I’m not nearly as crazy about doing puzzles as my sister was. I get a little impatient if I have to work too hard to find the right piece. I don’t love projects that can’t be completed quickly.
I’ve tried knitting, crocheting, and a wide variety of crafts. I feel anxious about projects in varying states of completion. They haunt me like a to-do list with things not yet marked off.
As my husband and I worked on this puzzle, I had two realizations. First, trying to put a puzzle together without the picture on the box to guide you makes the job infinitely harder than it needs to be. Second, when assembling a puzzle with another person, clarifying expectations and language at the beginning makes the job considerably less frustrating than it could be.
This particular puzzle has a deep purple sky, lots of snow, some buildings, and a few different types of trees. After I had sorted all the pieces, I let my husband have the box with the picture. I decided to start assembling the different buildings, thinking how easy it would be to match the puzzle pieces by size, shape, and color.
You probably know what I’m going to say next. It didn’t work. I mean, it’s possible I would have eventually gotten it. Still, the job was challenging without frequent reviews of what the completed puzzle should look like.
Not only did I learn that my method of flying solo made it more complicated than it needed to be, but I also learned that I wasn’t great at communicating with my puzzle partner either.

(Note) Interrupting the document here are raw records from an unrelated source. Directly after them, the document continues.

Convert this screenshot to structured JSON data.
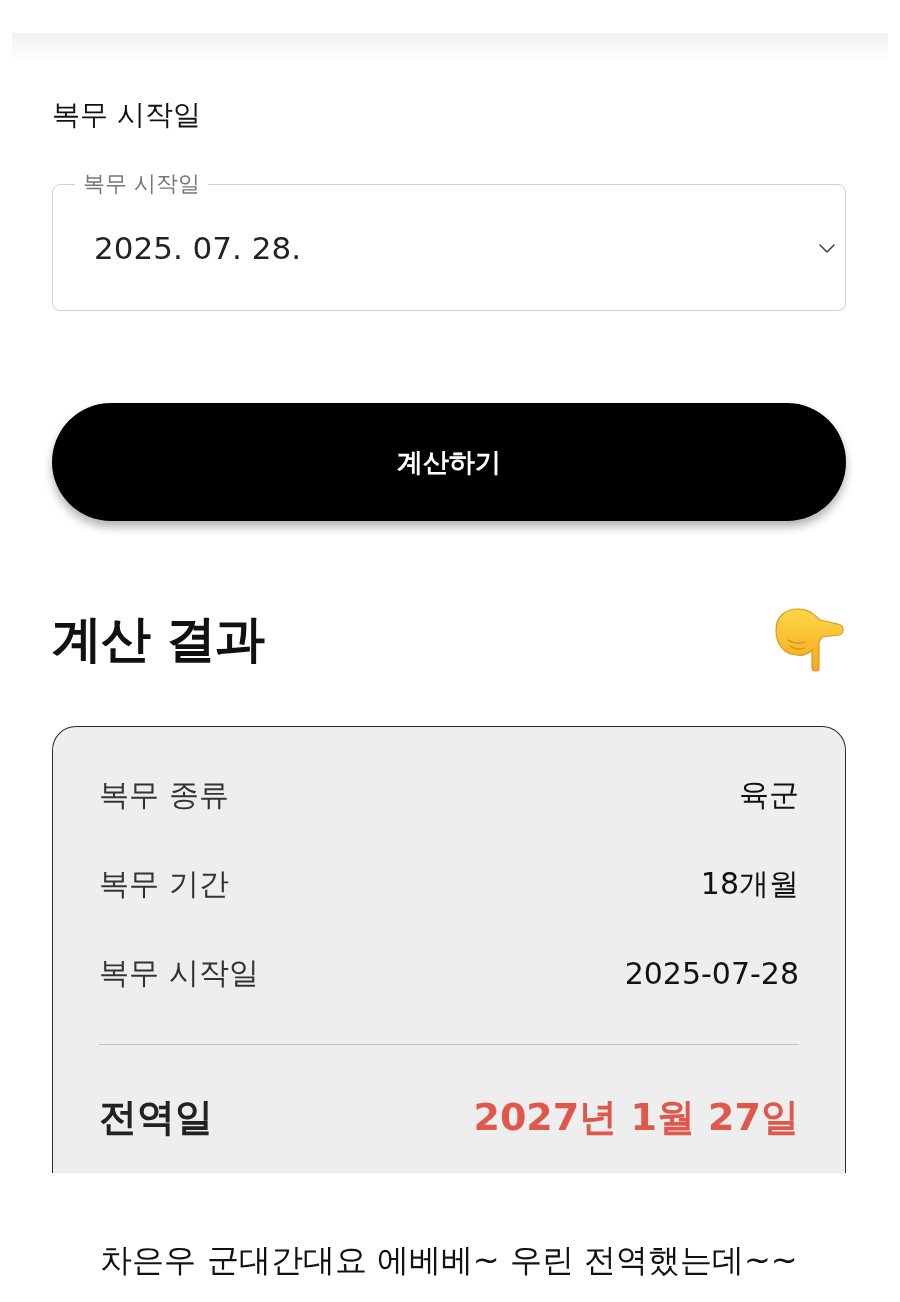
{
  "start_date": {
    "heading": "복무 시작일",
    "date_field": {
      "label": "복무 시작일",
      "value": "2025. 07. 28."
    }
  },
  "calculate_button": "계산하기",
  "result": {
    "title": "계산 결과",
    "rows": [
      {
        "label": "복무 종류",
        "value": "육군"
      },
      {
        "label": "복무 기간",
        "value": "18개월"
      },
      {
        "label": "복무 시작일",
        "value": "2025-07-28"
      }
    ],
    "discharge": {
      "label": "전역일",
      "value": "2027년 1월 27일"
    }
  },
  "caption": "차은우 군대간대요 에베베~ 우린 전역했는데~~"
}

That stung, as I fancy myself a pretty strong communicator. I communicate for a living now, right? It should have been simple. But it wasn’t easy because I tried to use language that was unknown to him, then became frustrated when he didn’t understand me.
“I’m looking for a mostly white piece with a little green on one wing.” “Can you hand me that blue piece with two arms and one foot?”
Even after 37 years of marriage, I can still surprise him because my husband looked at me like I had suddenly started speaking German more than once. Finally, he said, “You’re going to have to show me what arms, feet, and wings look like.’ It seemed self-explanatory to me, but once I explained and we started speaking the same language, we saw real progress on the sections we were working on.
Now we were getting somewhere. Once we were communicating more effectively and both using the picture on the box’s lid to guide us, we found the process to be easier and more enjoyable than we had imagined.
Working on it together, talking about my sister and some of our favorite holiday memories with her, and seeing the project through to completion accomplished our goal of keeping her especially close this holiday season, our first without her.
It also served as an effective reminder for me of these important life lessons:
- Follow the directions, accept the guidance, pay attention to the picture on the box. I can sometimes be guilty of trying to go it alone, do it myself. I am often arrogant enough to think I can figure it out without input or assistance. I can make the process of working puzzles and living life much harder than it needs to be. I need to work on this.
- Keep communicating. Cover the expectations, make sure you’re speaking the same language, and provide visuals to accompany words when necessary to ensure everyone is on the same page. I can talk until I am blue in the face, but if I’m not speaking in an easily understood way, I’m creating frustration for all involved. I have plenty of room to grow in this area, practically, personally, and professionally.
I plan to keep this puzzle. Maybe I’ll work it annually between Thanksgiving and Christmas. Perhaps I’ll glue it together, frame it, and get it out with the rest of my Christmas decorations every year.
Either way, I will keep it nearby during the holidays as one of many reminders of my sister, and to remind me of the life lessons I can learn from a simple jigsaw puzzle.